# Thread: differential equation world problems

1. ## differential equation world problems

A learning curve is the graph of a function P(t), the performance of someone learning a skill as a function of training time t. The derivative dP/dt represents the rate at which performance improves.

a) When do you think P increases most rapidly? What happens to dP/dt as t increases? Explain.
b) If M is the maximum level of performance of which the learner is capable, explain why the differential equation dP / dt = k(M-P), k a positive constant is a reasonable model for learning.

a) answer is that it increases most rapidly in the beginning then begins to decline. can anyone tell me why this is so?

b)?

2. Hmm...interesting question.

a) Part a might be very easy, but I'm not seeing a mathematical way to answer it. Hopefully someone else will come along and help you out.

b) the key here is to note that if M is the M is the maximum level of performance that the learner can reach, it follows that the learner can't 'learn' beyond that point. (Sorry for the pathetic use of English ).

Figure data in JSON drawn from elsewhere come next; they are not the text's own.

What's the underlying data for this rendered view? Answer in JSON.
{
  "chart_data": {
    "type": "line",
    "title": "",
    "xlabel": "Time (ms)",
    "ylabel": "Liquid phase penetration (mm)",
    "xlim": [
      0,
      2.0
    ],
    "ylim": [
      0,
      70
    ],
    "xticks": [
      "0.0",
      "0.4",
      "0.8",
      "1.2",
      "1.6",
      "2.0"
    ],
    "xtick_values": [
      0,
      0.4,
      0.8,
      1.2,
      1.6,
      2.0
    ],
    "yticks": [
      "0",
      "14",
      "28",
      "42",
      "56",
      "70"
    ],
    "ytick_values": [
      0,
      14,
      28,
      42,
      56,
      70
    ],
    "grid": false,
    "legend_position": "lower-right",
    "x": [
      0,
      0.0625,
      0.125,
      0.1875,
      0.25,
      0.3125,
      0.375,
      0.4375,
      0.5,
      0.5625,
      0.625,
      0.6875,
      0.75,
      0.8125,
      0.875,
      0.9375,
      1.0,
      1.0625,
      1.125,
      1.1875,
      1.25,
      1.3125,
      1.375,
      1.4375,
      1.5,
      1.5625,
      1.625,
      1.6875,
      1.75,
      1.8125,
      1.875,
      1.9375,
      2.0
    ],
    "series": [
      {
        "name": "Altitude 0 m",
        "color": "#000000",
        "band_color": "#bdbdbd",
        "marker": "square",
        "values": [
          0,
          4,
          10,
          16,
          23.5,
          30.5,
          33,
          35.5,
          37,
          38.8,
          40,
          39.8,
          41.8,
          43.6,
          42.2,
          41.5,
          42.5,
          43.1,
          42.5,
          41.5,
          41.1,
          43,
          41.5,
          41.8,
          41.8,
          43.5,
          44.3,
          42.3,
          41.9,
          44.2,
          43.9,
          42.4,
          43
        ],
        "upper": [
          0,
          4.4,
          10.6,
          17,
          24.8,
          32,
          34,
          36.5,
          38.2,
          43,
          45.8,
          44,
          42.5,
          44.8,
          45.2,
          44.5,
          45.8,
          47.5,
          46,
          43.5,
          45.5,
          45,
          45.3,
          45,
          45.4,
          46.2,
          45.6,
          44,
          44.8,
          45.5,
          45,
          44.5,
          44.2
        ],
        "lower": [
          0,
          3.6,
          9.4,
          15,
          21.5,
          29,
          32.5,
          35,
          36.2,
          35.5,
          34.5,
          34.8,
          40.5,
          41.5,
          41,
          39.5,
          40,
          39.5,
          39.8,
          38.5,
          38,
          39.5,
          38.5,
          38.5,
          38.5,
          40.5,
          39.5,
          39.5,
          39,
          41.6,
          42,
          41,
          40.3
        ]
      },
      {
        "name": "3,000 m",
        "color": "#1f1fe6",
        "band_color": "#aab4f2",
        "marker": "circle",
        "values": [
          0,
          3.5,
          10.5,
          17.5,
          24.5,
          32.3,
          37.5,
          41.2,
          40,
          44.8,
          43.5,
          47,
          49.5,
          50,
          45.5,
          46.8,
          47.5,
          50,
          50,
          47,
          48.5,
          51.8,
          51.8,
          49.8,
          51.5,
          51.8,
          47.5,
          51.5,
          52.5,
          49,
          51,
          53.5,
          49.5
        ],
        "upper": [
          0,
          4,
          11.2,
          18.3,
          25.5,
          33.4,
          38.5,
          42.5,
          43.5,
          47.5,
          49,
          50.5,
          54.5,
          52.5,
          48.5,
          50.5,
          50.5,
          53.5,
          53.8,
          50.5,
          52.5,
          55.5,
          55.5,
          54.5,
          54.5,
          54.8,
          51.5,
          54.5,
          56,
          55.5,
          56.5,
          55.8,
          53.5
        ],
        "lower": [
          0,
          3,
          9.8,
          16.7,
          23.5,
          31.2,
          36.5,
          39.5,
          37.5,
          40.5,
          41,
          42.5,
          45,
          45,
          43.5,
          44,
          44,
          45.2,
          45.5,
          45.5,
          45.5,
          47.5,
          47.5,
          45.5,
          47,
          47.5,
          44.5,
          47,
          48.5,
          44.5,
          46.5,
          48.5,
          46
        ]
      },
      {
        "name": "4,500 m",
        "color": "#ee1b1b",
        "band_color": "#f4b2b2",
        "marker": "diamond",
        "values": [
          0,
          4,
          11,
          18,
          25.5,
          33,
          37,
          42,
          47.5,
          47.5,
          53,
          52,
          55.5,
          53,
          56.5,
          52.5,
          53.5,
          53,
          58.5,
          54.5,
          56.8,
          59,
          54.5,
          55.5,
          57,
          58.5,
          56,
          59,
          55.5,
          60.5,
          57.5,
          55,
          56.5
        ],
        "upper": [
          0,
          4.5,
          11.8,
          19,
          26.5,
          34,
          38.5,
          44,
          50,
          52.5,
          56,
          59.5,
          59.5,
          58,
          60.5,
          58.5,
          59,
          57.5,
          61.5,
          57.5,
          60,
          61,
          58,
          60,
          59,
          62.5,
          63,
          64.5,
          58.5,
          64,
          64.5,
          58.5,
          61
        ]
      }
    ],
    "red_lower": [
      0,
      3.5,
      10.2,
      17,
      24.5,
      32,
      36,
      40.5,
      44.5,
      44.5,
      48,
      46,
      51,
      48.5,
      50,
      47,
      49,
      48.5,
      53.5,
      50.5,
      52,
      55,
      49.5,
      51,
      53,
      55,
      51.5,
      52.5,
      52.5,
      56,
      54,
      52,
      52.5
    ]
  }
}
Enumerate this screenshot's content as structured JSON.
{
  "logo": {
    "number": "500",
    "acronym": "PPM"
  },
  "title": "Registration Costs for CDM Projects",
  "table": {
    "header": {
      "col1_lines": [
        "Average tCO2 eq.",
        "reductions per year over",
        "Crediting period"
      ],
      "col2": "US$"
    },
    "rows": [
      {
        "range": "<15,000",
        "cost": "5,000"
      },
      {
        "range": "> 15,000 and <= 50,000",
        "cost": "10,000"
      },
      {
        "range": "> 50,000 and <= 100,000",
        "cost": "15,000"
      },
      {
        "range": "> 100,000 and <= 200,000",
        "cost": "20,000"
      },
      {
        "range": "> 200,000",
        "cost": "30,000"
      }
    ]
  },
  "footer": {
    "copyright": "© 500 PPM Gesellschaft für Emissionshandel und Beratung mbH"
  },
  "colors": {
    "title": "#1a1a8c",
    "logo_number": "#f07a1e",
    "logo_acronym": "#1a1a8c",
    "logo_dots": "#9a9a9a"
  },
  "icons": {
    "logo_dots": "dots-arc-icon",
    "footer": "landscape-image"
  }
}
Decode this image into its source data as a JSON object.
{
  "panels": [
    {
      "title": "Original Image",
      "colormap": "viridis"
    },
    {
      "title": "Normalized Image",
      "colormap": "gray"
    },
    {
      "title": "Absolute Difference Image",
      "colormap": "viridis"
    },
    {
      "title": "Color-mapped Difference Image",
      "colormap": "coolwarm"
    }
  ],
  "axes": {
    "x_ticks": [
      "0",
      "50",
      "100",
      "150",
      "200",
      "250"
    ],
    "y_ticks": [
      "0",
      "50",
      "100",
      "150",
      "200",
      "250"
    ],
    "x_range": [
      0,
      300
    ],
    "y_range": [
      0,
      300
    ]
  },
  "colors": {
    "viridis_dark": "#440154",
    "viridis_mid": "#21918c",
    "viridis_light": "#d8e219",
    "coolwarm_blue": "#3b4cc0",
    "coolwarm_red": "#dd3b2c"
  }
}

So $\frac{dP}{dt} \alpha (M-P)$ i.e. the rate of learning is proportional to (the student's potential - how much the student already knows.)

Therefore $\frac{dP}{dt} = k(M-P)$ where k is a positive constant.

Also note think about what the maximum of P is? It's M - since that is it's maximum level of 'learning'. So when P=M, $\frac{dP}{dt}=0$ which makes perfect sense since at that point, the rate of learning is at it's highest point, and cannot increase any further.

3. Originally Posted by xfyz
A learning curve is the graph of a function P(t), the performance of someone learning a skill as a function of training time t. The derivative dP/dt represents the rate at which performance improves.

a) When do you think P increases most rapidly? What happens to dP/dt as t increases? Explain.

a) answer is that it increases most rapidly in the beginning then begins to decline. can anyone tell me why this is so?
This is not quite the kind of problem that has an analytical answer as much as it has an intuitive answer. (That is to say, the answer may turn out to be wrong after the data are taken, but it makes the most sense of any of the other possibilities, so we take it to be true as an assumption.)

Consider the fact that P(0) = 0. So to start out the amount of learning per unit time is the largest because we are starting from nothing and there is the most to learn. This corresponds to any teaching technique I have heard of: one starts with the simpler and most basic definitions, which most people typically find easy to comprehend. So at the beginning the learning is easiest and hence most rapid.

-Dan